Le mécanisme d'impulsion est l'exploit technique spécifique que les chercheurs trouvent le plus remarquable : le système du coléoptère produit un jet pulsé plutôt qu'un jet continu, utilisant une valve qui s'ouvre et se ferme rapidement au fur et à mesure que la pression monte et se relâche. Cette distribution pulsée est plus efficace qu'un jet continu avec la même production chimique totale, car les impulsions maintiennent une température élevée à la buse tout en utilisant moins de réactif.
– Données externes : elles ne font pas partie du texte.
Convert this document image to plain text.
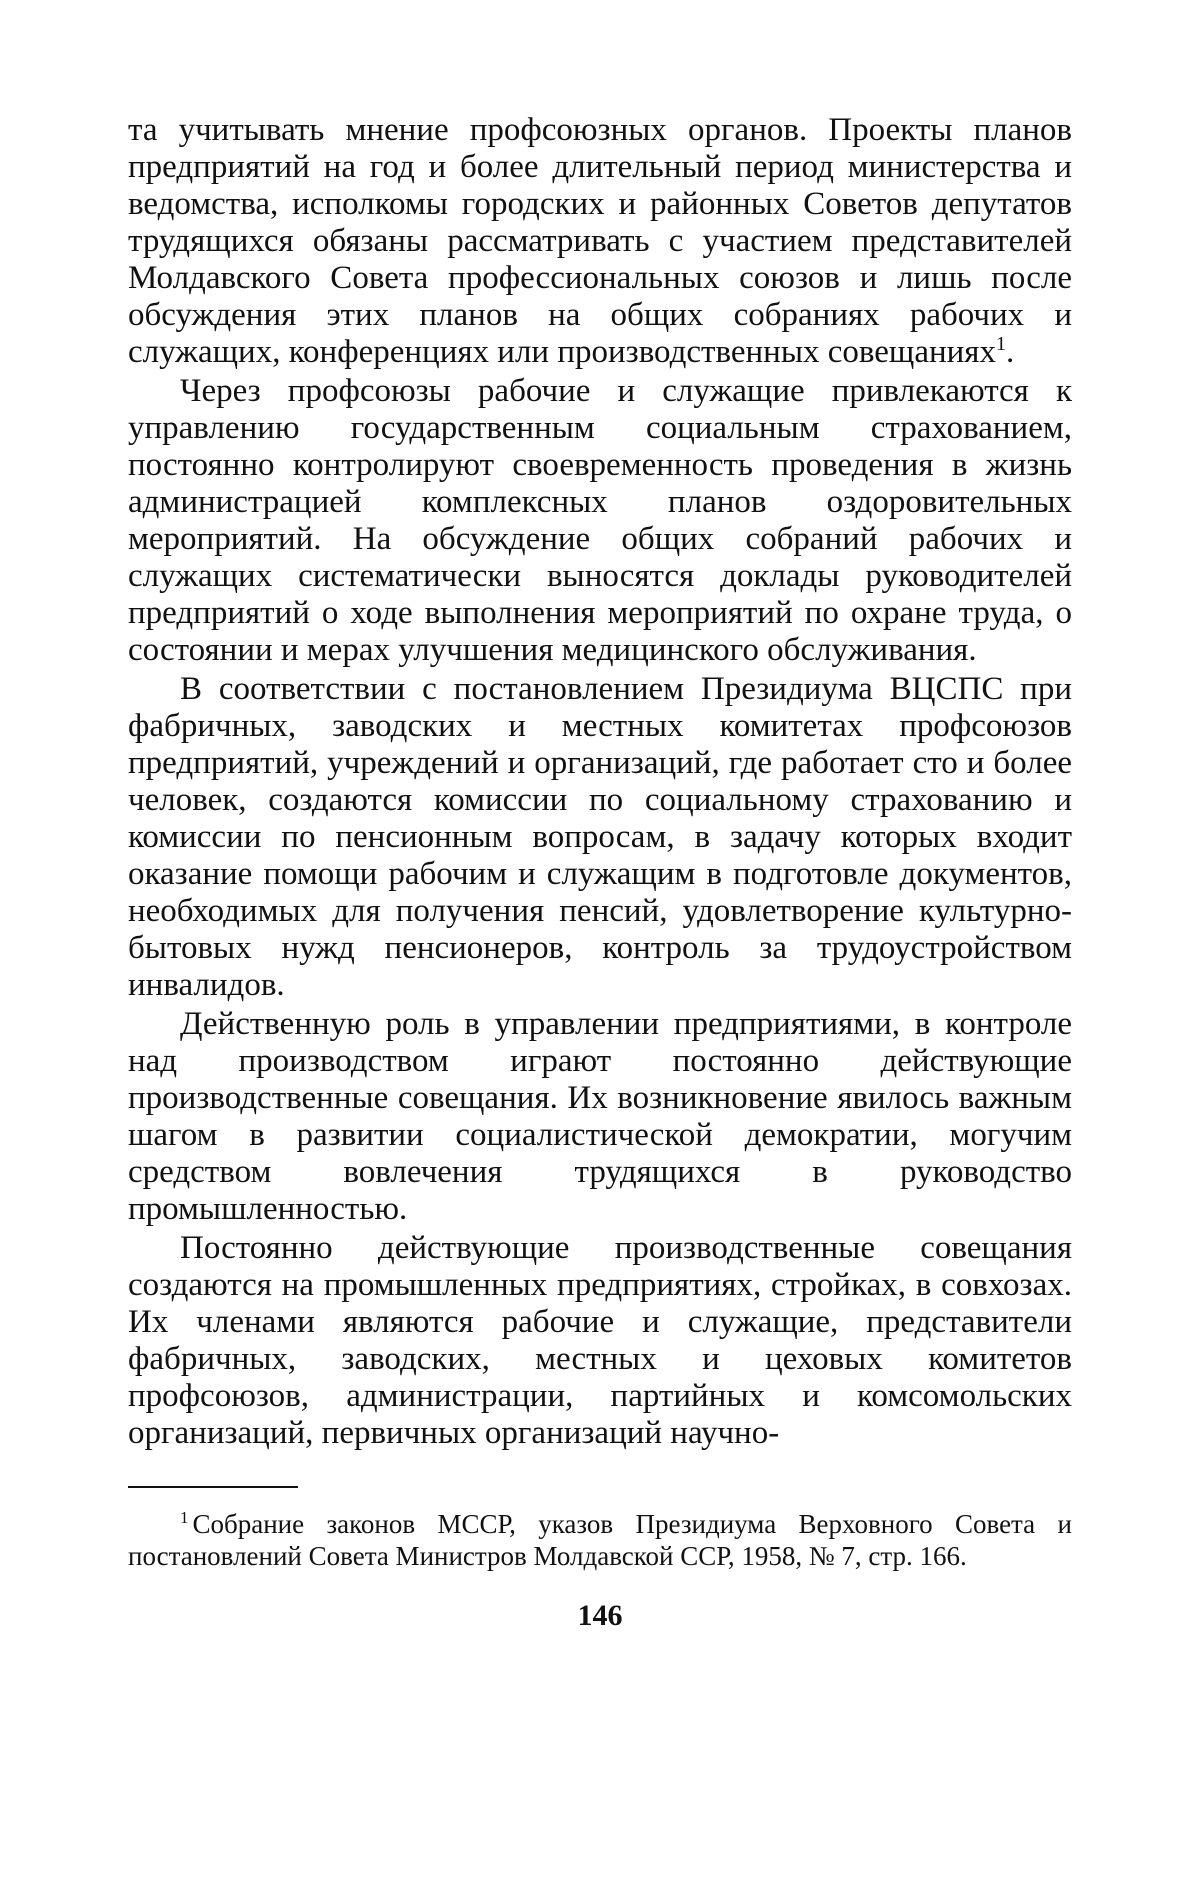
та учитывать мнение профсоюзных органов. Проекты планов предприятий на год и более длительный период министерства и ведомства, исполкомы городских и районных Советов депутатов трудящихся обязаны рассматривать с участием представителей Молдавского Совета профессиональных союзов и лишь после обсуждения этих планов на общих собраниях рабочих и служащих, конференциях или производственных совещаниях$^1$.

Через профсоюзы рабочие и служащие привлекаются к управлению государственным социальным страхованием, постоянно контролируют своевременность проведения в жизнь администрацией комплексных планов оздоровительных мероприятий. На обсуждение общих собраний рабочих и служащих систематически выносятся доклады руководителей предприятий о ходе выполнения мероприятий по охране труда, о состоянии и мерах улучшения медицинского обслуживания.

В соответствии с постановлением Президиума ВЦСПС при фабричных, заводских и местных комитетах профсоюзов предприятий, учреждений и организаций, где работает сто и более человек, создаются комиссии по социальному страхованию и комиссии по пенсионным вопросам, в задачу которых входит оказание помощи рабочим и служащим в подготовле документов, необходимых для получения пенсий, удовлетворение культурно-бытовых нужд пенсионеров, контроль за трудоустройством инвалидов.

Действенную роль в управлении предприятиями, в контроле над производством играют постоянно действующие производственные совещания. Их возникновение явилось важным шагом в развитии социалистической демократии, могучим средством вовлечения трудящихся в руководство промышленностью.

Постоянно действующие производственные совещания создаются на промышленных предприятиях, стройках, в совхозах. Их членами являются рабочие и служащие, представители фабричных, заводских, местных и цеховых комитетов профсоюзов, администрации, партийных и комсомольских организаций, первичных организаций научно-

$^1$ Собрание законов МССР, указов Президиума Верховного Совета и постановлений Совета Министров Молдавской ССР, 1958, № 7, стр. 166.

146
Des chercheurs du MIT et de Leeds ont étudié le système de mélange binaire et le mécanisme à impulsions du coléoptère bombardier pour des applications incluant les systèmes d'injection de carburant (mélange plus efficace lors de la combustion), les systèmes de suppression d'incendie (taille et distribution des gouttelettes plus efficaces), et les systèmes de délivrance de médicaments (libération contrôlée à intervalles précis). L'ingénierie chimique du coléoptère est en service depuis environ 250 millions d'années.
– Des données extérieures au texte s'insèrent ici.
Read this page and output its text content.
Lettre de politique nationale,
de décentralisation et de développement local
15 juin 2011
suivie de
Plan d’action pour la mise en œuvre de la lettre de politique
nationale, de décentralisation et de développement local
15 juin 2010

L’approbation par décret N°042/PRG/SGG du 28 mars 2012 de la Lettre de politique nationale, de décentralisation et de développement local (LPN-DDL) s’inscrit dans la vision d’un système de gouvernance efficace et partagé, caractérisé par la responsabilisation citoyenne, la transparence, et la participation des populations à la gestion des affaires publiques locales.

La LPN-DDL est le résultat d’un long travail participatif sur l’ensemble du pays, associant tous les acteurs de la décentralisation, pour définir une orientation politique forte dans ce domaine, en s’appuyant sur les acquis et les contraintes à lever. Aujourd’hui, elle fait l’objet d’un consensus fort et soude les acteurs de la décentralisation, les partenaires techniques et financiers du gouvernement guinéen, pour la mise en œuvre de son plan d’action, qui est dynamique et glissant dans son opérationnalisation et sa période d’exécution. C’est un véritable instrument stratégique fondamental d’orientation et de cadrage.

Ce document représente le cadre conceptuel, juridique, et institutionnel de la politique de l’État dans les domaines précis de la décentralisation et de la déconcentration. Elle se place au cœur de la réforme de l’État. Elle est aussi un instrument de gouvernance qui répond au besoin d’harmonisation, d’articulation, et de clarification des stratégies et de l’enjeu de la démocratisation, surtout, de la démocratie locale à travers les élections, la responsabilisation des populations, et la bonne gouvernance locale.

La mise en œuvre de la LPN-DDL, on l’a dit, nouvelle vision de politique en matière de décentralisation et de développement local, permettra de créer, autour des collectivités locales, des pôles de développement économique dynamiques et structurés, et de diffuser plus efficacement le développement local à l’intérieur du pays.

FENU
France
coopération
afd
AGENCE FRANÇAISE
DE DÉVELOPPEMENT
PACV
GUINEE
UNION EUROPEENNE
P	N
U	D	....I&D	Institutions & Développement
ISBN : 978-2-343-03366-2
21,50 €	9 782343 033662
Schokraie E, et al. / Wikimedia Commons (CC BY 2.5)
Les tardigrades (Tardigrada) — les animaux microscopiques à huit pattes parfois appelés oursons d'eau — survivent à une dessiccation complète (perte de toute l'eau corporelle), à des températures allant de près du zéro absolu à 150°C, au vide, à de fortes doses de rayonnement ionisant, et à des extrêmes de pression qui tueraient tout autre animal connu. Ils accomplissent cela en entrant dans un état appelé cryptobiose, dans lequel le métabolisme cesse essentiellement, le corps remplace l'eau par un sucre appelé tréhalose qui stabilise les structures cellulaires, et une classe de protéines appelées protéines intrinsèquement désordonnées forme une matrice semblable au verre autour et à l'intérieur des cellules qui empêche les dommages structurels pendant la dessiccation.
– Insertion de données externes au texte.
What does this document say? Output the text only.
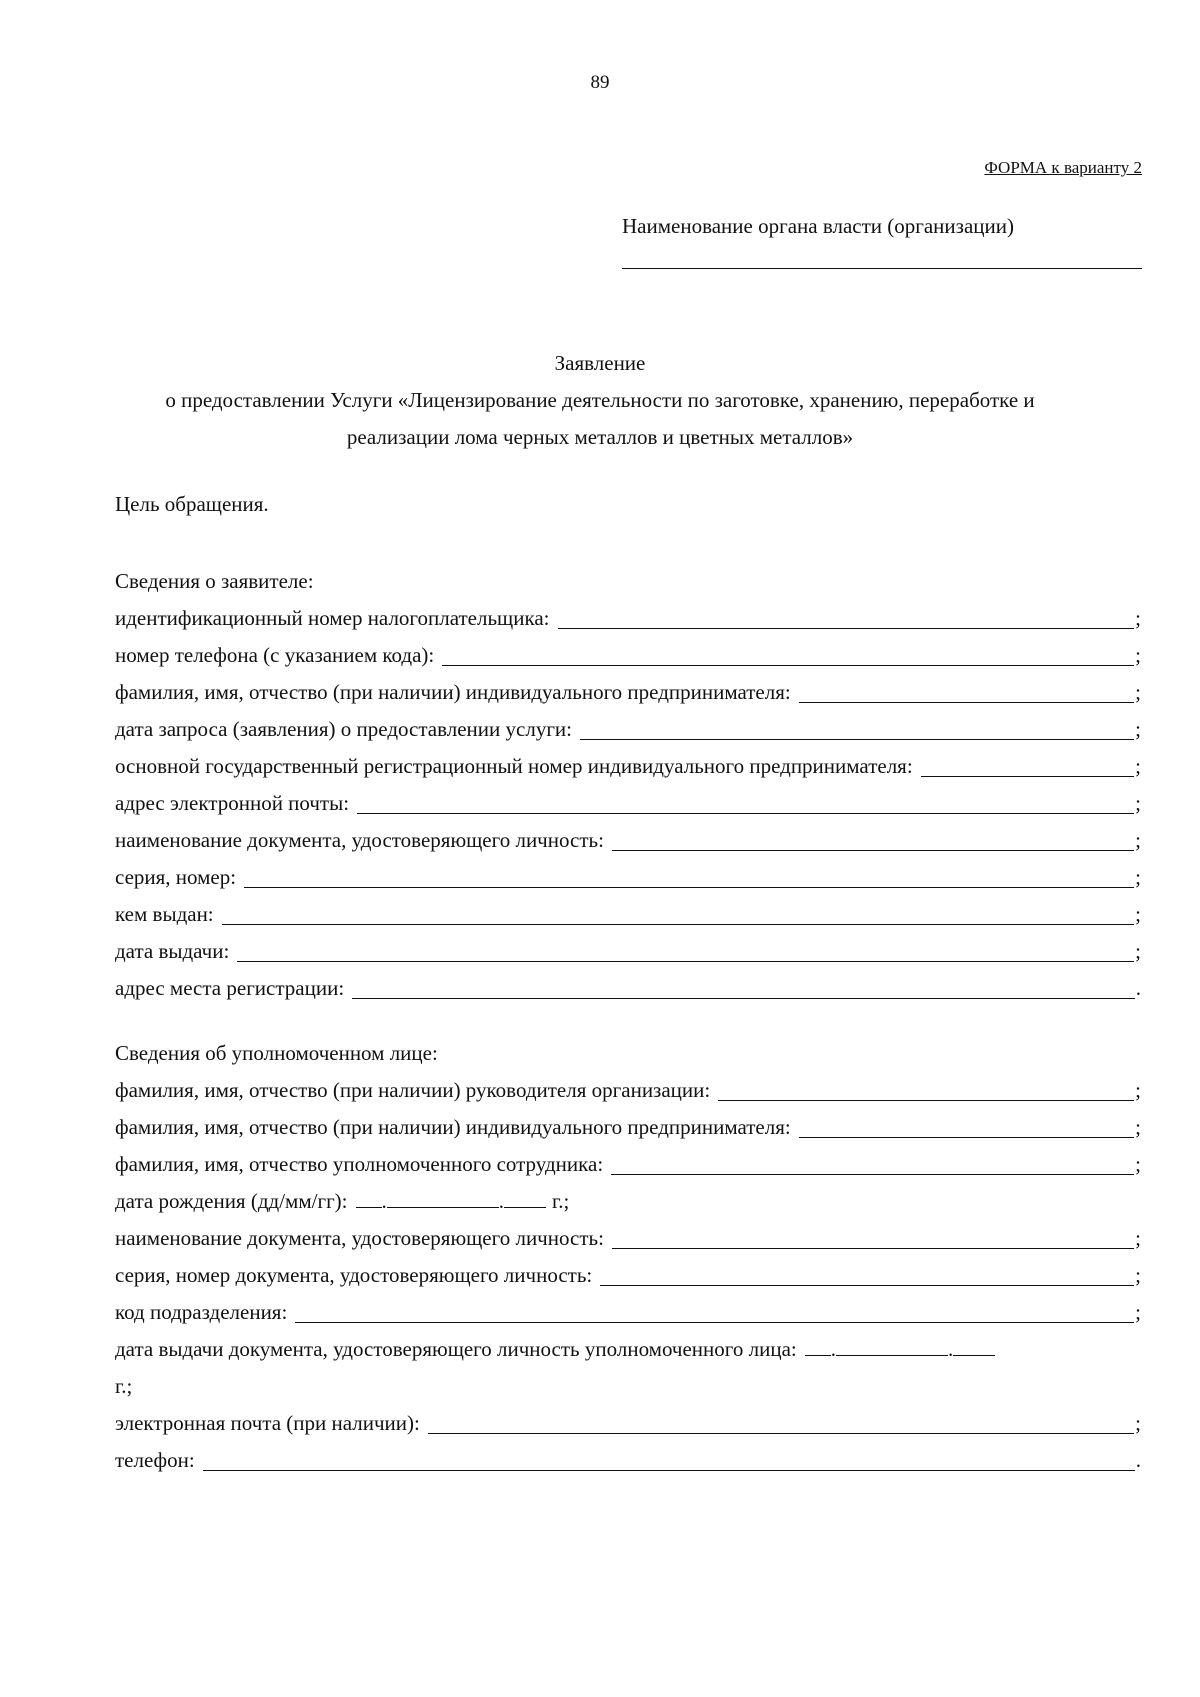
89
ФОРМА к варианту 2
Наименование органа власти (организации)
Заявление
о предоставлении Услуги «Лицензирование деятельности по заготовке, хранению, переработке и
реализации лома черных металлов и цветных металлов»
Цель обращения.
Сведения о заявителе:
идентификационный номер налогоплательщика:	;
номер телефона (с указанием кода):	;
фамилия, имя, отчество (при наличии) индивидуального предпринимателя:	;
дата запроса (заявления) о предоставлении услуги:	;
основной государственный регистрационный номер индивидуального предпринимателя:	;
адрес электронной почты:	;
наименование документа, удостоверяющего личность:	;
серия, номер:	;
кем выдан:	;
дата выдачи:	;
адрес места регистрации:	.
Сведения об уполномоченном лице:
фамилия, имя, отчество (при наличии) руководителя организации:	;
фамилия, имя, отчество (при наличии) индивидуального предпринимателя:	;
фамилия, имя, отчество уполномоченного сотрудника:	;
дата рождения (дд/мм/гг): .	. г.;
наименование документа, удостоверяющего личность:	;
серия, номер документа, удостоверяющего личность:	;
код подразделения:	;
дата выдачи документа, удостоверяющего личность уполномоченного лица: .	.
г.;
электронная почта (при наличии):	;
телефон:	.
Le mécanisme de survie à la dessiccation du tardigrade suscite un intérêt intense chez les chercheurs travaillant sur le stockage de vaccins et de produits pharmaceutiques, la préservation des organes, et la survie des matériaux biologiques dans l'espace. Les vaccins actuels et de nombreux médicaments biologiques nécessitent une réfrigération tout au long de leur chaîne d'approvisionnement — un défi logistique et de coût important dans les milieux à faibles ressources dans le monde entier. Un mécanisme de survie à la dessiccation qui préserverait la puissance des vaccins à température ambiante serait transformateur.
Des chercheurs de l'Université du Wisconsin et d'ailleurs ont inséré des protéines de dessiccation de tardigrades dans des cellules humaines et ont découvert qu'elles conféraient une résistance mesurable à la dessiccation — suggérant que la solution moléculaire du tardigrade est au moins partiellement transférable. Les applications en sont au stade de recherche précoce ; la solution du tardigrade est en service depuis environ 500 millions d'années.

Kirill Moiseev / Pexels
La soie d'araignée est simultanément plus résistante que l'acier à poids égal, plus élastique que le nylon et biodégradable — une combinaison de propriétés mécaniques qu'aucun matériau conçu par l'homme n'a entièrement reproduite. La soie de fil de traînée, la soie structurelle que les araignées utilisent pour les rayons des toiles d'orbites, a une résistance à la traction d'environ 1,3 GPa et peut s'étirer jusqu'à 140 % de sa longueur d'origine avant de se casser. La soie de spirale capturante est encore plus élastique.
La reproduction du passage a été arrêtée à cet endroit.